Hoje, as produções de Bollywood têm mais espectadores do que a indústria norte-americana. E ela não para de crescer. Os filmes falados em hindi são sucesso de bilheteria na Ásia, Europa e Estados Unidos, geralmente em países onde a comunidade de imigrantes indiana é bastante expressiva.

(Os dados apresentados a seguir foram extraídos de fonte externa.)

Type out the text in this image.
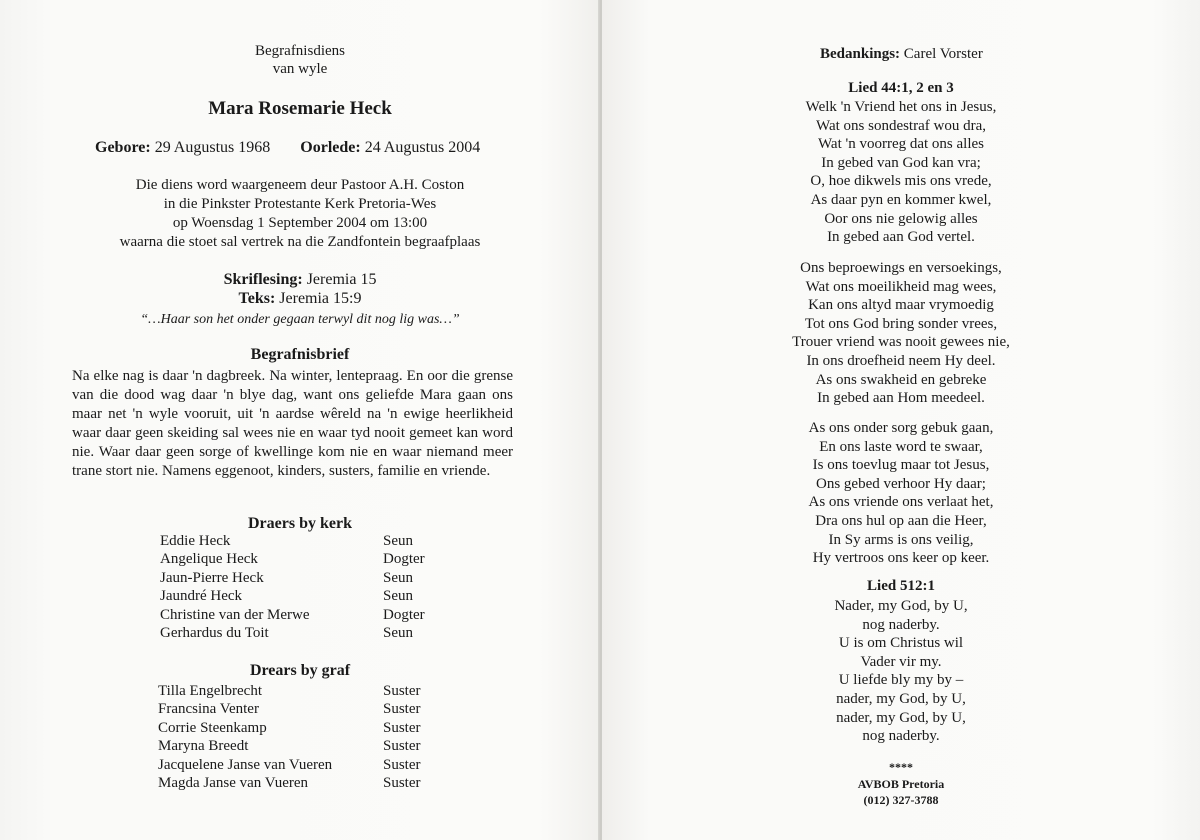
Begrafnisdiens
van wyle
Mara Rosemarie Heck
Gebore: 29 Augustus 1968 Oorlede: 24 Augustus 2004
Die diens word waargeneem deur Pastoor A.H. Coston
in die Pinkster Protestante Kerk Pretoria-Wes
op Woensdag 1 September 2004 om 13:00
waarna die stoet sal vertrek na die Zandfontein begraafplaas
Skriflesing: Jeremia 15
Teks: Jeremia 15:9
“…Haar son het onder gegaan terwyl dit nog lig was…”
Begrafnisbrief
Na elke nag is daar 'n dagbreek. Na winter, lentepraag. En oor die grense van die dood wag daar 'n blye dag, want ons geliefde Mara gaan ons maar net 'n wyle vooruit, uit 'n aardse wêreld na 'n ewige heerlikheid waar daar geen skeiding sal wees nie en waar tyd nooit gemeet kan word nie. Waar daar geen sorge of kwellinge kom nie en waar niemand meer trane stort nie. Namens eggenoot, kinders, susters, familie en vriende.
Draers by kerk
Eddie Heck	Seun
Angelique Heck	Dogter
Jaun-Pierre Heck	Seun
Jaundré Heck	Seun
Christine van der Merwe	Dogter
Gerhardus du Toit	Seun
Drears by graf
Tilla Engelbrecht	Suster
Francsina Venter	Suster
Corrie Steenkamp	Suster
Maryna Breedt	Suster
Jacquelene Janse van Vueren	Suster
Magda Janse van Vueren	Suster
Bedankings: Carel Vorster
Lied 44:1, 2 en 3
Welk 'n Vriend het ons in Jesus,
Wat ons sondestraf wou dra,
Wat 'n voorreg dat ons alles
In gebed van God kan vra;
O, hoe dikwels mis ons vrede,
As daar pyn en kommer kwel,
Oor ons nie gelowig alles
In gebed aan God vertel.
Ons beproewings en versoekings,
Wat ons moeilikheid mag wees,
Kan ons altyd maar vrymoedig
Tot ons God bring sonder vrees,
Trouer vriend was nooit gewees nie,
In ons droefheid neem Hy deel.
As ons swakheid en gebreke
In gebed aan Hom meedeel.
As ons onder sorg gebuk gaan,
En ons laste word te swaar,
Is ons toevlug maar tot Jesus,
Ons gebed verhoor Hy daar;
As ons vriende ons verlaat het,
Dra ons hul op aan die Heer,
In Sy arms is ons veilig,
Hy vertroos ons keer op keer.
Lied 512:1
Nader, my God, by U,
nog naderby.
U is om Christus wil
Vader vir my.
U liefde bly my by –
nader, my God, by U,
nader, my God, by U,
nog naderby.
****
AVBOB Pretoria
(012) 327-3788
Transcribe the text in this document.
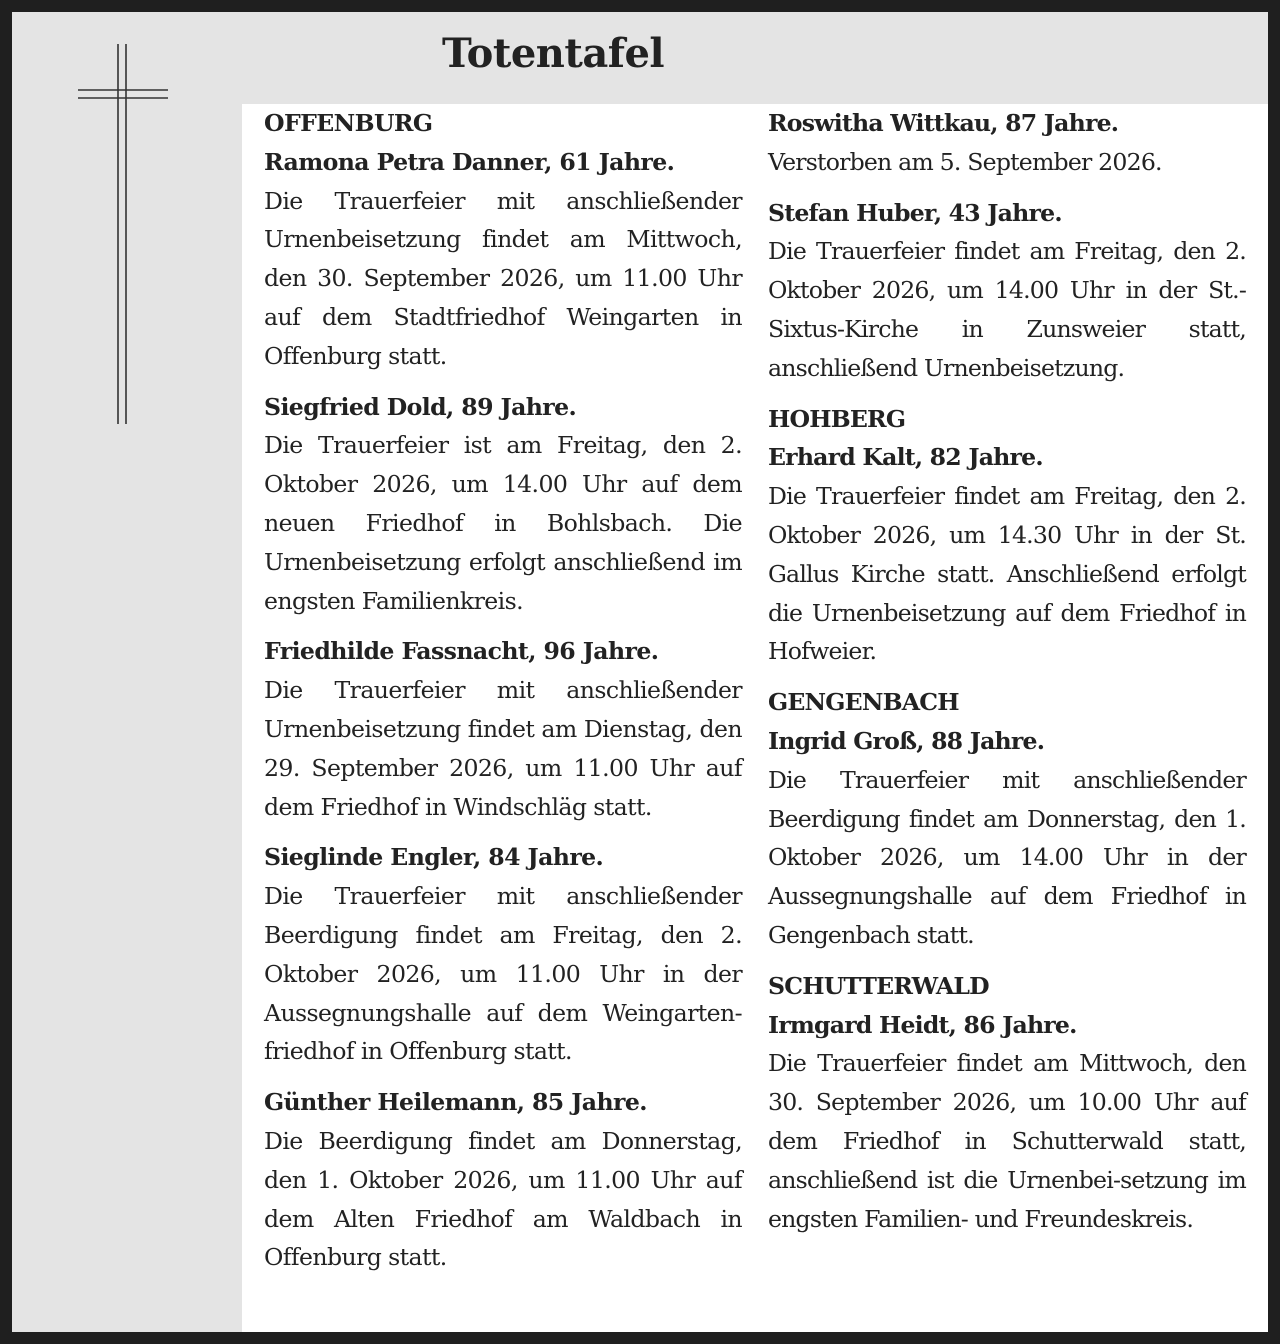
Totentafel
OFFENBURG
Ramona Petra Danner, 61 Jahre.
Die Trauerfeier mit anschließender Urnenbeisetzung findet am Mittwoch, den 30. September 2026, um 11.00 Uhr auf dem Stadtfriedhof Weingarten in Offenburg statt.
Siegfried Dold, 89 Jahre.
Die Trauerfeier ist am Freitag, den 2. Oktober 2026, um 14.00 Uhr auf dem neuen Friedhof in Bohlsbach. Die Urnenbeisetzung erfolgt anschließend im engsten Familienkreis.
Friedhilde Fassnacht, 96 Jahre.
Die Trauerfeier mit anschließender Urnenbeisetzung findet am Dienstag, den 29. September 2026, um 11.00 Uhr auf dem Friedhof in Windschläg statt.
Sieglinde Engler, 84 Jahre.
Die Trauerfeier mit anschließender Beerdigung findet am Freitag, den 2. Oktober 2026, um 11.00 Uhr in der Aussegnungshalle auf dem Weingarten-friedhof in Offenburg statt.
Günther Heilemann, 85 Jahre.
Die Beerdigung findet am Donnerstag, den 1. Oktober 2026, um 11.00 Uhr auf dem Alten Friedhof am Waldbach in Offenburg statt.
Roswitha Wittkau, 87 Jahre.
Verstorben am 5. September 2026.
Stefan Huber, 43 Jahre.
Die Trauerfeier findet am Freitag, den 2. Oktober 2026, um 14.00 Uhr in der St.-Sixtus-Kirche in Zunsweier statt, anschließend Urnenbeisetzung.
HOHBERG
Erhard Kalt, 82 Jahre.
Die Trauerfeier findet am Freitag, den 2. Oktober 2026, um 14.30 Uhr in der St. Gallus Kirche statt. Anschließend erfolgt die Urnenbeisetzung auf dem Friedhof in Hofweier.
GENGENBACH
Ingrid Groß, 88 Jahre.
Die Trauerfeier mit anschließender Beerdigung findet am Donnerstag, den 1. Oktober 2026, um 14.00 Uhr in der Aussegnungshalle auf dem Friedhof in Gengenbach statt.
SCHUTTERWALD
Irmgard Heidt, 86 Jahre.
Die Trauerfeier findet am Mittwoch, den 30. September 2026, um 10.00 Uhr auf dem Friedhof in Schutterwald statt, anschließend ist die Urnenbei-setzung im engsten Familien- und Freundeskreis.
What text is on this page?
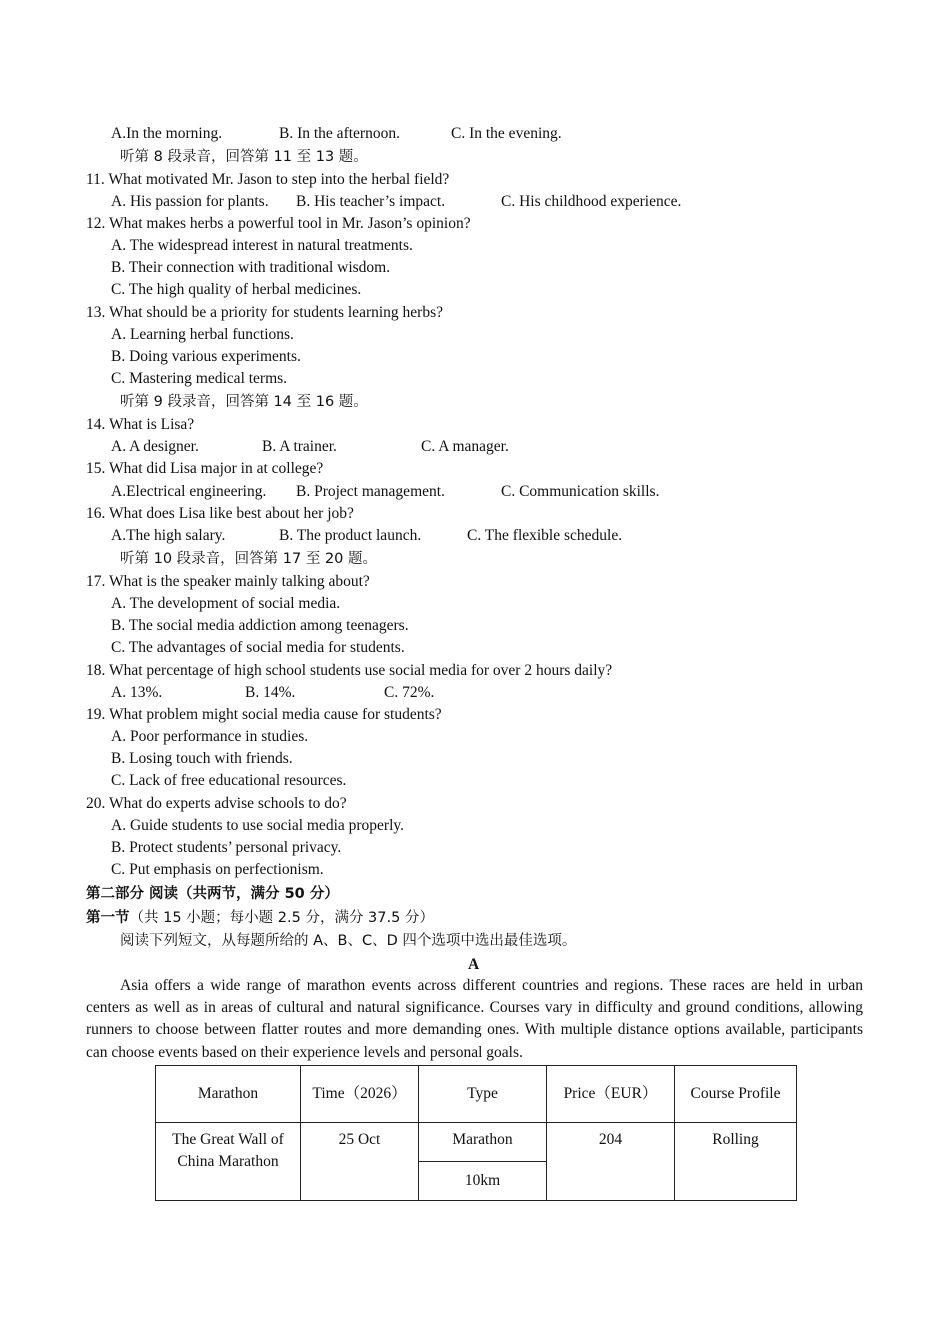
A.In the morning.	B. In the afternoon.	C. In the evening.
听第 8 段录音，回答第 11 至 13 题。
11. What motivated Mr. Jason to step into the herbal field?
A. His passion for plants. B. His teacher’s impact.	C. His childhood experience.
12. What makes herbs a powerful tool in Mr. Jason’s opinion?
A. The widespread interest in natural treatments.
B. Their connection with traditional wisdom.
C. The high quality of herbal medicines.
13. What should be a priority for students learning herbs?
A. Learning herbal functions.
B. Doing various experiments.
C. Mastering medical terms.
听第 9 段录音，回答第 14 至 16 题。
14. What is Lisa?
A. A designer.	B. A trainer.	C. A manager.
15. What did Lisa major in at college?
A.Electrical engineering. B. Project management.	C. Communication skills.
16. What does Lisa like best about her job?
A.The high salary.	B. The product launch.	C. The flexible schedule.
听第 10 段录音，回答第 17 至 20 题。
17. What is the speaker mainly talking about?
A. The development of social media.
B. The social media addiction among teenagers.
C. The advantages of social media for students.
18. What percentage of high school students use social media for over 2 hours daily?
A. 13%.	B. 14%.	C. 72%.
19. What problem might social media cause for students?
A. Poor performance in studies.
B. Losing touch with friends.
C. Lack of free educational resources.
20. What do experts advise schools to do?
A. Guide students to use social media properly.
B. Protect students’ personal privacy.
C. Put emphasis on perfectionism.
第二部分 阅读（共两节，满分 50 分）
第一节（共 15 小题；每小题 2.5 分，满分 37.5 分）
阅读下列短文，从每题所给的 A、B、C、D 四个选项中选出最佳选项。
A
Asia offers a wide range of marathon events across different countries and regions. These races are held in urban centers as well as in areas of cultural and natural significance. Courses vary in difficulty and ground conditions, allowing runners to choose between flatter routes and more demanding ones. With multiple distance options available, participants can choose events based on their experience levels and personal goals.
Marathon	Time（2026）	Type	Price（EUR）	Course Profile
The Great Wall of China Marathon	25 Oct	Marathon	204	Rolling
		10km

O mercado audiovisual indiano cresce em ritmo frenético, mais do que o resto da economia do país. Em 2006, arrecadou US$ 1,75 bilhão e em 2010 esse número saltou para US$ 3,4 bilhões, sendo que em 2001 foram apenas US$ 617 milhões faturados. Bollywood produz mais de mil filmes por ano e, junto com as áreas de televisão e mídia, a previsão é de que movimente US$ 28,7 bilhões (R$ 109 bilhões) até 2019, de acordo com a KPMG.



História
Dadasaheb Phalke (1870-1944) é considerado o pai do cinema indiano, pois foi o primeiro a fazer uma obra completa em 1913, o filme mudo Raja Harishchandra (O Rei Harishchandra), baseado na lenda de Harishchandra, personagem mencionado no Mahabharata. Primeiro longa-metragem indiano, nele os personagens masculinos e femininos são interpretados por homens. A partir de então, muitas pessoas inspiradas no diretor começaram a fazer filmes ou trabalhar na área audiovisual – só na década de 1930 foram 200 filmes produzidos na Índia.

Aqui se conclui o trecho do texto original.